CA Rennes, 7e ch prud'homale, 27 janv. 2022, n° 19/01624
Juridiction : Cour d'appel de Rennes
Numéro(s) : 19/01624
Dispositif : Infirme partiellement, réforme ou modifie certaines dispositions de la décision déférée

Texte intégral

7ème Ch Prud’homale

ARRÊT N°48/2022


N° RG 19/01624 – N° Portalis DBVL-V-B7D-PTC7

SA COCERTO ENTREPRISE

C/

Mme G Y


Copie exécutoire délivrée

le :

à :


RÉPUBLIQUE FRANÇAISE


AU NOM DU PEUPLE FRANÇAIS

COUR D’APPEL DE RENNES

ARRÊT DU 27 JANVIER 2022

COMPOSITION DE LA COUR LORS DU DÉLIBÉRÉ :


Président : Monsieur Benoît HOLLEAUX, Président de chambre,


Assesseur : Madame Isabelle CHARPENTIER, Conseillère,


Assesseur : Monsieur Hervé KORSEC, Magistrat honoraire exerçant des fonctions juridictionnelles,

GREFFIER :

Madame H I, lors des débats et lors du prononcé

DÉBATS :


A l’audience publique du 07 Décembre 2021 devant Monsieur Hervé KORSEC, magistrat rapporteur, tenant seul l’audience, sans opposition des représentants des parties, et qui a rendu compte au délibéré collégial


En présence de Monsieur X, médiateur judiciaire

ARRÊT :


Contradictoire, prononcé publiquement le 27 Janvier 2022 par mise à disposition au greffe comme indiqué à l’issue des débats

****

APPELANTE : SA COCERTO ENTREPRISE prise en la personne de ses représentants légaux domiciliés en cette qualité audit siège

[…]

[…]


Représentée par Me Florence SEYCHAL de la SELARL DIZIER ET ASSOCIES, Plaidant, avocat au barreau de NANTES


Représentée par Me Amélie AMOYEL-VICQUELIN de la SELARL AB LITIS, Postulant, avocat au barreau de RENNES

INTIMÉE :

Madame G Y

[…]

[…]


Représentée par Me Eric DEMIDOFF de la SCP GAUVAIN, DEMIDOFF & LHERMITTE, Postulant, avocat au barreau de RENNES


Représentée par Me Nadine PROD’HOMME SOLTNER de l’AARPI BMP AVOCATS, Plaidant, avocat au barreau de PARIS

EXPOSE DU LITIGE

Madame G Y a été embauchée par la SA COCERTO ENTREPRISE en qualité de collaboratrice débutante à Cesson Sévigné, suivant contrat du 10 août 2000, puis d’expert-comptable stagiaire à compter du 24 février 2005 ; elle occupait en dernier lieu le poste d’assistante confirmée à Lamballe'; elle a été licenciée le 11 octobre 2017 pour faute grave motivée par son refus réitéré de rejoindre son poste à Cesson-Sévigné, au mépris de la clause de mobilité contractuelle.

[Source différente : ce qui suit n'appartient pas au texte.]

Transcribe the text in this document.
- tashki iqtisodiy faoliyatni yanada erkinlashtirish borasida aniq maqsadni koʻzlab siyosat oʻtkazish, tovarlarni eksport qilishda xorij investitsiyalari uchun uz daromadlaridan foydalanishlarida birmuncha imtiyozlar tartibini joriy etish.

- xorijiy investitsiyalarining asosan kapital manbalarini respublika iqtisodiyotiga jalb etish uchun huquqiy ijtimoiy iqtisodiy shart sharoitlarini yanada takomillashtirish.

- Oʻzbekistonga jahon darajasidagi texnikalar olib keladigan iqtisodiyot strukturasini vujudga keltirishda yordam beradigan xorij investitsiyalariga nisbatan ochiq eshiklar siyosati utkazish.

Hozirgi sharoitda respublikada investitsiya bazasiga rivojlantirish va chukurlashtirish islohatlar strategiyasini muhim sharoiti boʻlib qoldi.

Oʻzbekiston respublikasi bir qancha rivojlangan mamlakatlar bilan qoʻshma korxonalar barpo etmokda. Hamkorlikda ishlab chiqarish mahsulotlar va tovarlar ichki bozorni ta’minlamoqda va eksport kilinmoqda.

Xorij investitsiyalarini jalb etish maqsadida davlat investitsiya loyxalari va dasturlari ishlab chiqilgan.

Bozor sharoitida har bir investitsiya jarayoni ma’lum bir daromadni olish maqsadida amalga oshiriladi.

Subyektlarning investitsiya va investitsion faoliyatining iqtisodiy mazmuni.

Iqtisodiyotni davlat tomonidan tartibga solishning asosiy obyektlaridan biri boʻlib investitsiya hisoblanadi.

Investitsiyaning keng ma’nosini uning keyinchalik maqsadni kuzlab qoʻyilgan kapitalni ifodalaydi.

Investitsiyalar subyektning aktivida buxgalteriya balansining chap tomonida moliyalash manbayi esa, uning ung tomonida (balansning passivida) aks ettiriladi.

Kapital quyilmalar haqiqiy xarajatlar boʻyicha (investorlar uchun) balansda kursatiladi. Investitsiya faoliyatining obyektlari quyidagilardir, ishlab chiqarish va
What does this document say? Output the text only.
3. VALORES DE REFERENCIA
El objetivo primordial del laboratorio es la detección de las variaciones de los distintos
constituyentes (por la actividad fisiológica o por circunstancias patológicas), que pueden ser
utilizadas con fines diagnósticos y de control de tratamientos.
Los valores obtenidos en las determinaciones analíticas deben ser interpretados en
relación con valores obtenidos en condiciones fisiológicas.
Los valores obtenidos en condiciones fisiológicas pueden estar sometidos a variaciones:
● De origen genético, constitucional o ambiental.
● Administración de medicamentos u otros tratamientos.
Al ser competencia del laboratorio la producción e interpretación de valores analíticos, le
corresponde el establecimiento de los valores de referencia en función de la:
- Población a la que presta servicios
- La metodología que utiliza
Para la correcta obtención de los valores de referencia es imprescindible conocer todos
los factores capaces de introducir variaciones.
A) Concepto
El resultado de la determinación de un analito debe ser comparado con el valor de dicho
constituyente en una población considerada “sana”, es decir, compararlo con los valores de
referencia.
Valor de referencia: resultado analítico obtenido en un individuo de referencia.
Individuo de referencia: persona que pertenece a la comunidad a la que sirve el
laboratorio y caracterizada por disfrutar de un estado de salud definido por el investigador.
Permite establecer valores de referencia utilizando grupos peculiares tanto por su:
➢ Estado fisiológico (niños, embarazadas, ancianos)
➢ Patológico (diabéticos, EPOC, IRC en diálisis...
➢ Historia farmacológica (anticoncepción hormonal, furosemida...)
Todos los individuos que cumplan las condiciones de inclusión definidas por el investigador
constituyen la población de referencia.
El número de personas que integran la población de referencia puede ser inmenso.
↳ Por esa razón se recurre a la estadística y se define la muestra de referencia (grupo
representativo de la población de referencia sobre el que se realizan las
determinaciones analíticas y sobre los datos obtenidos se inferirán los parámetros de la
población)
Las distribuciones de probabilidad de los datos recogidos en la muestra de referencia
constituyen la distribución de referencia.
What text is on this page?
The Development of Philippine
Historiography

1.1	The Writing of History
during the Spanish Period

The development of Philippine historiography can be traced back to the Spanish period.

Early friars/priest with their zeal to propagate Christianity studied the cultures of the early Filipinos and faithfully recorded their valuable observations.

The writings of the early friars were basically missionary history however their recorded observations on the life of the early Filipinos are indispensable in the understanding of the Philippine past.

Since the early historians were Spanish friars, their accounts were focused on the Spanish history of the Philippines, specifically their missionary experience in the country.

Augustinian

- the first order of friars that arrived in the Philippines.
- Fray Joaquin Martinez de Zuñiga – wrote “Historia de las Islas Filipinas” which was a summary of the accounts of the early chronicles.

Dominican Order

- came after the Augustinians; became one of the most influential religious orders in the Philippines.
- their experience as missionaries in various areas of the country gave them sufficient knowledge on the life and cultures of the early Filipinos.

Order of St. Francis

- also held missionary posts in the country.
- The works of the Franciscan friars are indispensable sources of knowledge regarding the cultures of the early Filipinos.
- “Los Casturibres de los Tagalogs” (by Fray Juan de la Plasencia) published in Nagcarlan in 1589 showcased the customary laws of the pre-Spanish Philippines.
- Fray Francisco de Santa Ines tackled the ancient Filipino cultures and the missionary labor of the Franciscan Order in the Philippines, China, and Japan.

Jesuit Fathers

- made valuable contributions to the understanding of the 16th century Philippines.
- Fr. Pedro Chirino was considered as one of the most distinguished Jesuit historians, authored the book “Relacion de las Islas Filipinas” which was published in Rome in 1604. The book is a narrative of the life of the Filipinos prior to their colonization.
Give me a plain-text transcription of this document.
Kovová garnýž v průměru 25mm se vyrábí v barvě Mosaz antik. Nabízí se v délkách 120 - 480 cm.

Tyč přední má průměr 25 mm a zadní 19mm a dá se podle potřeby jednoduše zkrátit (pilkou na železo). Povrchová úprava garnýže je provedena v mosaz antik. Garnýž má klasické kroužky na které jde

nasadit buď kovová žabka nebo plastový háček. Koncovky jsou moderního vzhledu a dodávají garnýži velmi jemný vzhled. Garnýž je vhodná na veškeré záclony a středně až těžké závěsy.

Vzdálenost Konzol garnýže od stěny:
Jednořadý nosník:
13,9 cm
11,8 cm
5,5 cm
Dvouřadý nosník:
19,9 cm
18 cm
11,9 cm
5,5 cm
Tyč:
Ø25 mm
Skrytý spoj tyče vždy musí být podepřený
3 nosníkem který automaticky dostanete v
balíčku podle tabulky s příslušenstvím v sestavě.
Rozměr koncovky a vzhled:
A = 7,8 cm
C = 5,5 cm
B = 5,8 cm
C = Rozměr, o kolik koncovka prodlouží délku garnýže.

Contestant son licenciement et estimant ne pas avoir été remplie de ses droits, Madame Y a saisi le Conseil de prud’hommes de Saint-Brieuc le 17 janvier 2018 afin de le voir, selon le dernier état de sa demande':


Dire qu’elle n’a commis aucune faute grave’et que son refus d’appliquer la clause de mobilité est justifié';


Dire à titre principal qu’elle a subi des faits de harcèlement moral et à titre subsidiaire que la société COCERTO n’a pas exécuté de bonne foi le contrat de travail';


Dire que son licenciement s’analyse à titre principal en un licenciement nul et à titre subsidiaire sans cause réelle et sérieuse';


En conséquence,


Condamner la société COCERTO à lui payer, sous le bénéfice de l’exécution provisoire et avec les intérêts de droit, les sommes suivantes ;


- 50.160,32 € à titre de dommages et intérêts pour licenciement nul ou sans cause réelle et sérieuse,
- 17.508,34 € à titre d’indemnité légale de licenciement,


- 7.165,76 € à titre d’indemnité compensatrice de préavis,


- 716,57 € au titre des congés payés y afférents,


- 5.000 € à titre de dommages et intérêts pour harcèlement moral ou manquement à l’exécution de bonne foi du contrat de travail,


- 292,93 € au titre des heures supplémentaires,


- 159,232 € bruts à titre de rappel de salaire pour la journée du 12 octobre 2017,


- 3.500 € au titre de l’article 700 du code de procédure civile';


Dire que la société COCERTO devra remettre à Madame Y dans les 15 jours suivants la signification ou notification du jugement à intervenir une attestation Pôle-Emploi rectifiée’sous astreinte de 100 € par jour de retard à compter du prononcé du jugement et se réserver expressément la liquidation de l’astreinte.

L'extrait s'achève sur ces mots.